L’equipaggio della "Ikarus 2" è multietnico. Tre astronauti su otto sono orientali. E’ un piccolo campione di umanità capace di collaborare per il raggiungimento di uno scopo. Gli astronauti sono in dialogo continuo con il computer di bordo. Da "Odissea nello spazio" in poi, siamo iper-scettici e preoccupati, quando vediamo che così tante decisioni sono demandate ai calcoli di un computer. Ma sull’Ikarus 2 la dialettica tra uomini e macchina sembra essere produttiva. Il computer può essere disattivato, e ha l’ultima parola soltanto quando ha la certezza che una certa strategia umana farebbe fallire la missione. In un momento del film, si crea dibattito attorno a una scelta che non può essere delegata alla razionalità del computer, perché richiede una valutazione umana sui rischi, sulle potenzialità, sulle probabilità di successo. C’è discussione fra i membri dell’equipaggio, e si propone dapprima di decidere a maggioranza. Ma il comandante della missione ricorda: "Non siamo in democrazia. Siamo una comunità di astronauti e di scienziati". La decisione viene affidata quindi esclusivamente al fisico di bordo, capace di valutare le implicazioni della decisione sul piano logico. Anche per lui, tuttavia, l’interpretazione dei dati non è univoca. Gli si pongono davanti due scelte, ciascuna con vantaggi e pericoli che vanno ponderati in tutta la loro complessità. Un computer non riesce a gestire tutte quelle variabili. Questo momento di "Sunshine" vale come buona pratica: mette in evidenza come le decisioni – nella scienza, nella politica... – debbano essere sempre basate sui dati tecnici; ma le intuizioni, il ragionamento, la volontà, quelli rimangono sempre e solo umani.
Sul tema apocalittico, sul tema dell’estinzione dell’umanità, si dibatte molto in questo nostro periodo storico.
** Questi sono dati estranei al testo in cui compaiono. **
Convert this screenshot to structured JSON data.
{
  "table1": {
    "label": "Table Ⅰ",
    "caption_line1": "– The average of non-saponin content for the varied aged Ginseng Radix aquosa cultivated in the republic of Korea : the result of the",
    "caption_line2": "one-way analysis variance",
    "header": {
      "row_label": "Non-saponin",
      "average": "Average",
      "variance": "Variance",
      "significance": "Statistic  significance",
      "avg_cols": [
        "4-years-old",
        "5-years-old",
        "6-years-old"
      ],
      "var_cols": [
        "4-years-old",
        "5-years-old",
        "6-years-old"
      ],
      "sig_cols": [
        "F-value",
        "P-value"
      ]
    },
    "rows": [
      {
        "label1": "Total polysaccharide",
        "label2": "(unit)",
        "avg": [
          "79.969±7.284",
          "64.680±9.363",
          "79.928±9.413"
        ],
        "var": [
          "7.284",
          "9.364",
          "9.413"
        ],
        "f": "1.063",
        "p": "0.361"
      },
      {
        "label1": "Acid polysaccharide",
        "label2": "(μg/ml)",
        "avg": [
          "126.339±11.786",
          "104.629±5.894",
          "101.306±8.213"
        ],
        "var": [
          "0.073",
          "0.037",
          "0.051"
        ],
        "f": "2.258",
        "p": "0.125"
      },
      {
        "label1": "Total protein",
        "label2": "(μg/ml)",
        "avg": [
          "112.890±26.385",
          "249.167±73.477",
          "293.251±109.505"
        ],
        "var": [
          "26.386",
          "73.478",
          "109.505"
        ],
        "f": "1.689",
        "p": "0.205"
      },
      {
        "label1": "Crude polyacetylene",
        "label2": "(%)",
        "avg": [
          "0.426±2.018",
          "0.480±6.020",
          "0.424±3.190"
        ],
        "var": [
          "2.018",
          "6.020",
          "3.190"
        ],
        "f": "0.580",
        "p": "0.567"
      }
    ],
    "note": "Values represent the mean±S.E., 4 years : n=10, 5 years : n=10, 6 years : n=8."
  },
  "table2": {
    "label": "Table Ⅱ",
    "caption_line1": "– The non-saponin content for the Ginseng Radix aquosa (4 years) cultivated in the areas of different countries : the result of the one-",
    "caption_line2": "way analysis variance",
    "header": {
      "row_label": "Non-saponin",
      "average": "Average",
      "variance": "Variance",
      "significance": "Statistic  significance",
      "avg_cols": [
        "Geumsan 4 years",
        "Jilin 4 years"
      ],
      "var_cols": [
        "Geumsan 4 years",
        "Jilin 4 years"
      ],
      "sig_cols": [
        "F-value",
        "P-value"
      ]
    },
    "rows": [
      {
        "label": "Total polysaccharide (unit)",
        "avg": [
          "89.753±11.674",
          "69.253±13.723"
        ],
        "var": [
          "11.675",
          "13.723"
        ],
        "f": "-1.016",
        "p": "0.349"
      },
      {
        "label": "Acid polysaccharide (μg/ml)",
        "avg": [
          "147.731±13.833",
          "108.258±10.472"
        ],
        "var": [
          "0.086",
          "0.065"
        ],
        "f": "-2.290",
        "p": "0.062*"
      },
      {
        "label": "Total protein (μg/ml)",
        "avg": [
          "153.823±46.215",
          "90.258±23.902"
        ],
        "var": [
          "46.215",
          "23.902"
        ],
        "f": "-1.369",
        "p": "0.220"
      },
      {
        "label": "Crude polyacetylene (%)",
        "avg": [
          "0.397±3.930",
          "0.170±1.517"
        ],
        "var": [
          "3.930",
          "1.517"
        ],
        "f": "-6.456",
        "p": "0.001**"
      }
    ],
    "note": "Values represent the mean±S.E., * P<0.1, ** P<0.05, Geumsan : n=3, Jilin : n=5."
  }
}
Non bisogna però farne una questione troppo personale, visto che l’idea della fine del mondo accompagna l’uomo sin dalla notte dei tempi. Giovanni, per dirne una, scriveva la sua Apocalisse per il cristiani del 94-95 dopo Cristo. Era loro che l’evangelista invitava a stare pronti, perché il giudizio universale era vicino. La nostra narrativa apocalittica, con i suoi continui richiami rivolti all’umanità perché agisca in modo diverso, in un modo più consapevole della fragilità del mondo, può solo aggiornare ai temi della contemporaneità i soliti avvertimenti. Aggiornarli all’era atomica, negli anni ‘50, e oggi al problema del terrorismo internazionale, della guerra permanente, della catastrofe ecologica. Il richiamo di "Sunshine" è bello perché astratto: l’umanità, per una volta, non è colpevole. Non è colpa sua se il sole si estingue. La minaccia è talmente lontana da essere tuttavia capace di riassumere e simboleggiare, come un monito, anche tutte le altre.